Beamish set to recreate the 50s

First published in News The Northern Echo: Photograph of the Author by , Reporter (Derwentside & Tyneside)

A MUSEUM famous for reviving the region’s industrial past is to preserve another chapter of North-East history, when Britain had a new young Queen and the gloom of the austerity years was beginning to lift.

The rock’n’roll years of the 1950s will be recreated at Beamish Museum and could feature a cinema, theatre, trolley bus and shopping arcade as part of a £25m development strategy between next year and 2025.

The leading tourist attraction already offers visitors the chance to experience what life was like in the Georgian, Victorian and Edwardian eras.
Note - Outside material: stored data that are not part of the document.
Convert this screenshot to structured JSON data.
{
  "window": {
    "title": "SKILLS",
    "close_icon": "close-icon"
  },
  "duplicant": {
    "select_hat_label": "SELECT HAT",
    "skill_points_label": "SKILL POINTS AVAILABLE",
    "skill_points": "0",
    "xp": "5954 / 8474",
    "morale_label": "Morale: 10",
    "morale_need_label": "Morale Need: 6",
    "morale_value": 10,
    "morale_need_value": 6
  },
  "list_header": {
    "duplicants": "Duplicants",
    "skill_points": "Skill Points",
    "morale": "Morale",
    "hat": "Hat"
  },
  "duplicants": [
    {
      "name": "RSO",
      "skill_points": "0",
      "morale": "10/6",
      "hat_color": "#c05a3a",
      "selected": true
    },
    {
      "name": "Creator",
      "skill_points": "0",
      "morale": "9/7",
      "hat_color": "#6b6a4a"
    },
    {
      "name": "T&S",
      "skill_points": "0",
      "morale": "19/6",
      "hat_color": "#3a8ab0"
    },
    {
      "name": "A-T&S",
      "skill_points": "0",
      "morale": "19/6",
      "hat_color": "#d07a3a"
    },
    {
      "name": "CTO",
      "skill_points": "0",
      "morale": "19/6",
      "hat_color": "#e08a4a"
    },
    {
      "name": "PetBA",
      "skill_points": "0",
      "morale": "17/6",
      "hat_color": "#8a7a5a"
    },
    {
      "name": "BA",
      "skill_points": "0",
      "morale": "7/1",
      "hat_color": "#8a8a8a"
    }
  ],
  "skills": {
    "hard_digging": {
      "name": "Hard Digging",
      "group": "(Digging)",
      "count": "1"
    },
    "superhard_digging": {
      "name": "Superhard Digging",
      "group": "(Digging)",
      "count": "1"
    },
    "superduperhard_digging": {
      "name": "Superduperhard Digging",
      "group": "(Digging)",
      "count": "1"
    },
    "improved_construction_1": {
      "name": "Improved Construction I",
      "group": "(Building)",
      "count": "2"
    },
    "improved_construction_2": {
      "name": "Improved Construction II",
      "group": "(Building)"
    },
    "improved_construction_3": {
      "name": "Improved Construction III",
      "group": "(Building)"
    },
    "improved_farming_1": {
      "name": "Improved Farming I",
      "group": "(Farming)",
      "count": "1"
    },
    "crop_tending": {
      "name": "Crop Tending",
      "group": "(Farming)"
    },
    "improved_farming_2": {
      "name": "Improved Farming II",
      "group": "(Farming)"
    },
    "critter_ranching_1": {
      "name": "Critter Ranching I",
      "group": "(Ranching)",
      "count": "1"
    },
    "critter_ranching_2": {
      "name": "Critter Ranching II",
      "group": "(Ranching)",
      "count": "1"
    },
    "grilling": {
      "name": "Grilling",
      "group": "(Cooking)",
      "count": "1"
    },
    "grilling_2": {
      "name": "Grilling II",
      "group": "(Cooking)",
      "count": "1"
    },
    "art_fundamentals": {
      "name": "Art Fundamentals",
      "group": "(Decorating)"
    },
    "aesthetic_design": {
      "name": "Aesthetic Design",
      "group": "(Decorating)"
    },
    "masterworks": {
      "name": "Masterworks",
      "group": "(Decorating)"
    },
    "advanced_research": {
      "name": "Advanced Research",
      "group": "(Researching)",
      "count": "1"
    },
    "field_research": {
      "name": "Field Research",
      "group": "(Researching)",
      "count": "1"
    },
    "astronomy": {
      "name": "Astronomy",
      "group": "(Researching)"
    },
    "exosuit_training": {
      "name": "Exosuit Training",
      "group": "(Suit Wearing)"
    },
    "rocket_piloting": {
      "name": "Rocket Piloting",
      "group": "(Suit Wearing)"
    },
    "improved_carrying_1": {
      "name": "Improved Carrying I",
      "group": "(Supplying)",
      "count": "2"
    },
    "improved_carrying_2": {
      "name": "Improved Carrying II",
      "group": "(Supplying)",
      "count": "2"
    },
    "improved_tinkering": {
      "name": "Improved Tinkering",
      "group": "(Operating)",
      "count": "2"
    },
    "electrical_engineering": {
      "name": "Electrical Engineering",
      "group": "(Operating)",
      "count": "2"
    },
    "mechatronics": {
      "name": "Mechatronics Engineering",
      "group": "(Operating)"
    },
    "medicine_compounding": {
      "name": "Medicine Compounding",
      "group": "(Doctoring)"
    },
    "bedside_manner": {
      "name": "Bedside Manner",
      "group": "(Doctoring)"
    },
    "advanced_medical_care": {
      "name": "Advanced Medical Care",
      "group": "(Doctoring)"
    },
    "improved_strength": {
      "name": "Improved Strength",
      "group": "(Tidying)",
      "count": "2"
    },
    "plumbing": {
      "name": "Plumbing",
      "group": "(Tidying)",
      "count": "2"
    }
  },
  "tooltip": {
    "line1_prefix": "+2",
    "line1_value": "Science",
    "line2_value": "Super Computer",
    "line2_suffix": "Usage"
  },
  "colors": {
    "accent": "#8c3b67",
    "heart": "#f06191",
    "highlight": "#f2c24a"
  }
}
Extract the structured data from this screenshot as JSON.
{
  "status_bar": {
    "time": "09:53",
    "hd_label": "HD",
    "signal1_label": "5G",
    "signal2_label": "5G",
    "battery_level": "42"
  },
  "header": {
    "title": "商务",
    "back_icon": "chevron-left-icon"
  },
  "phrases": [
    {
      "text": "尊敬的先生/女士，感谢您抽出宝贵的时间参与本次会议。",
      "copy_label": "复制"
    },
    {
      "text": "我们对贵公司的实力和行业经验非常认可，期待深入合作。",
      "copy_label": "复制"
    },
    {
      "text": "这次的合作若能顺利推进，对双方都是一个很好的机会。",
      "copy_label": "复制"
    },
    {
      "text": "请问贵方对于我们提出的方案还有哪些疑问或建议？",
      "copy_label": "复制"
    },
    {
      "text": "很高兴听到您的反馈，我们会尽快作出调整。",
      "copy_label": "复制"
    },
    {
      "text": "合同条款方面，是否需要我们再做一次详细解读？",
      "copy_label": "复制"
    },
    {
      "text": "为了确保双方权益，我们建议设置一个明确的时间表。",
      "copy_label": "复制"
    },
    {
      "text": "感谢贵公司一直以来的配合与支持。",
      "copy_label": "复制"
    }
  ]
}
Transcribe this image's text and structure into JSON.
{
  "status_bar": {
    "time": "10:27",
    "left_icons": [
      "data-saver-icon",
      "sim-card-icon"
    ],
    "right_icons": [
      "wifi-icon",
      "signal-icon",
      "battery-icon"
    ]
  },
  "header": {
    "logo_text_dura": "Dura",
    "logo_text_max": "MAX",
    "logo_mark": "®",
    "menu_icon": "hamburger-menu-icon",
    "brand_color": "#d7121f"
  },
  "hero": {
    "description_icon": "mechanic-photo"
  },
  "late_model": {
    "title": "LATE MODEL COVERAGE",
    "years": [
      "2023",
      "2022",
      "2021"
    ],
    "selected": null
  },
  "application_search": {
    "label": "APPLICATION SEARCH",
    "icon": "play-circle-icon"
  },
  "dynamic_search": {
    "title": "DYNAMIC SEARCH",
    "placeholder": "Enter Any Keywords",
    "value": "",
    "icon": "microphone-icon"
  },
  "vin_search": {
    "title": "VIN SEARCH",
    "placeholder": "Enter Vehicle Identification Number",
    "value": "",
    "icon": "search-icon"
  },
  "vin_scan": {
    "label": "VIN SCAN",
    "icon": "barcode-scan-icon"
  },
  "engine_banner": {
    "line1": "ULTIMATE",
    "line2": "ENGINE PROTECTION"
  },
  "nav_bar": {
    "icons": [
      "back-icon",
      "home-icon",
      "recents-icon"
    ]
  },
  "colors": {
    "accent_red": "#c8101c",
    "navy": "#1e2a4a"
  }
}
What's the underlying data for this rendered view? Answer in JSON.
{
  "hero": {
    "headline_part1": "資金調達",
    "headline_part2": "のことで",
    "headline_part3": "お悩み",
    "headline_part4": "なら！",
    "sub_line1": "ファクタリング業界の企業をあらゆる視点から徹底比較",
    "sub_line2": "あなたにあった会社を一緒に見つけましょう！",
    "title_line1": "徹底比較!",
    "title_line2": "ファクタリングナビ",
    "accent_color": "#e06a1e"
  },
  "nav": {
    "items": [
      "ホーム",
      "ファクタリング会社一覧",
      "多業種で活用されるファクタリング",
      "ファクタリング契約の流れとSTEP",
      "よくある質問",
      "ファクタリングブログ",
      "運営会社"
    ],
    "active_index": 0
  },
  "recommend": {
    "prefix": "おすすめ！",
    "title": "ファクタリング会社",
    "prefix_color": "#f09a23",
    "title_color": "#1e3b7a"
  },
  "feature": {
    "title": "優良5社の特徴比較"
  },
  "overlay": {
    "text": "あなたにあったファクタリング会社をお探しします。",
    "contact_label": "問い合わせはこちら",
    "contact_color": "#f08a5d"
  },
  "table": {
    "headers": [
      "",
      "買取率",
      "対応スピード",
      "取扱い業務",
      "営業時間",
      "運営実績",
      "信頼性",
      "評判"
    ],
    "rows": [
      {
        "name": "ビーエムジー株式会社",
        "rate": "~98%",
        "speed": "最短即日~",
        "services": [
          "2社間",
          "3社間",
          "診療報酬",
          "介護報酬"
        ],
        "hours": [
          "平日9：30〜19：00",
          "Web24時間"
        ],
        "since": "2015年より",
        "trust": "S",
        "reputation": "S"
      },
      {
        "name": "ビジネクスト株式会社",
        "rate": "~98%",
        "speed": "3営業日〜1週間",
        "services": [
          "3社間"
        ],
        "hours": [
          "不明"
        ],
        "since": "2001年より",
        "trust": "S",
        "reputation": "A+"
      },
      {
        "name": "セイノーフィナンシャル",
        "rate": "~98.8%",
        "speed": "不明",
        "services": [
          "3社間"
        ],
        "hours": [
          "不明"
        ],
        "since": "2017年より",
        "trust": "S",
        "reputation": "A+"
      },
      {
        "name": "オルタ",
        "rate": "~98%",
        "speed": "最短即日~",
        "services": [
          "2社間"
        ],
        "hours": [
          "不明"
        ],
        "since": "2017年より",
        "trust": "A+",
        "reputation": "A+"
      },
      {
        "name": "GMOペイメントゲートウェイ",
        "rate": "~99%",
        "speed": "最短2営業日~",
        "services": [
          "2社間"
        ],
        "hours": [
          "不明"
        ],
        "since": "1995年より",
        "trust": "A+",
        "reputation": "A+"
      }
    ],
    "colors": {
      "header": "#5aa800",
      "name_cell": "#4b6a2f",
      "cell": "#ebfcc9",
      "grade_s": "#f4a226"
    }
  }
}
Now it has bought four prefab houses, one of the symbols of post war Britain, to re-assemble on its site, near Chester-le-Street, County Durham to recreate a decade of great social change in the area.

The first parts of the Airey houses, which feature a frame of prefabricated concrete columns clad with a series of ship-lap style concrete panels, are expected to arrive this week.

Kate Reeder, keeper of social history at Beamish, said: “In the 1950s there was a lot of urban development and industrial changes.

“People who had lived in slums and single rooms could now become tenants of council houses with luxuries like gardens, bathrooms and indoor toilets.”

The museum is now thinking about collecting memorabilia from the period to recreate what life was like and is asking people search their attics for old toys, furniture, radio, records and other memorabilia.

Ms Reeder said: “Shopping was changing with the first self-service stores, the coffee bars and juke boxes emerged and more people were buying TVs and record players.

“It is more than 60 years ago and the concept of Beamish is that three generations of a family could visit and the grandparents could relate to some of what they saw.”

Other planned developments include a regional transport centre for heritage groups to restore, display and operate vintage vehicle and an area dedicated to the digital age of the 1980s.

Museum director Richard Evans said the museum aims to double the number of visitors from 45,000 to 90,000 over the next ten years and would include overnight stays for school groups.

Visitors will be able to stay at the Great North Road coaching inn and will include a bar and restaurant as well as high quality period accommodation.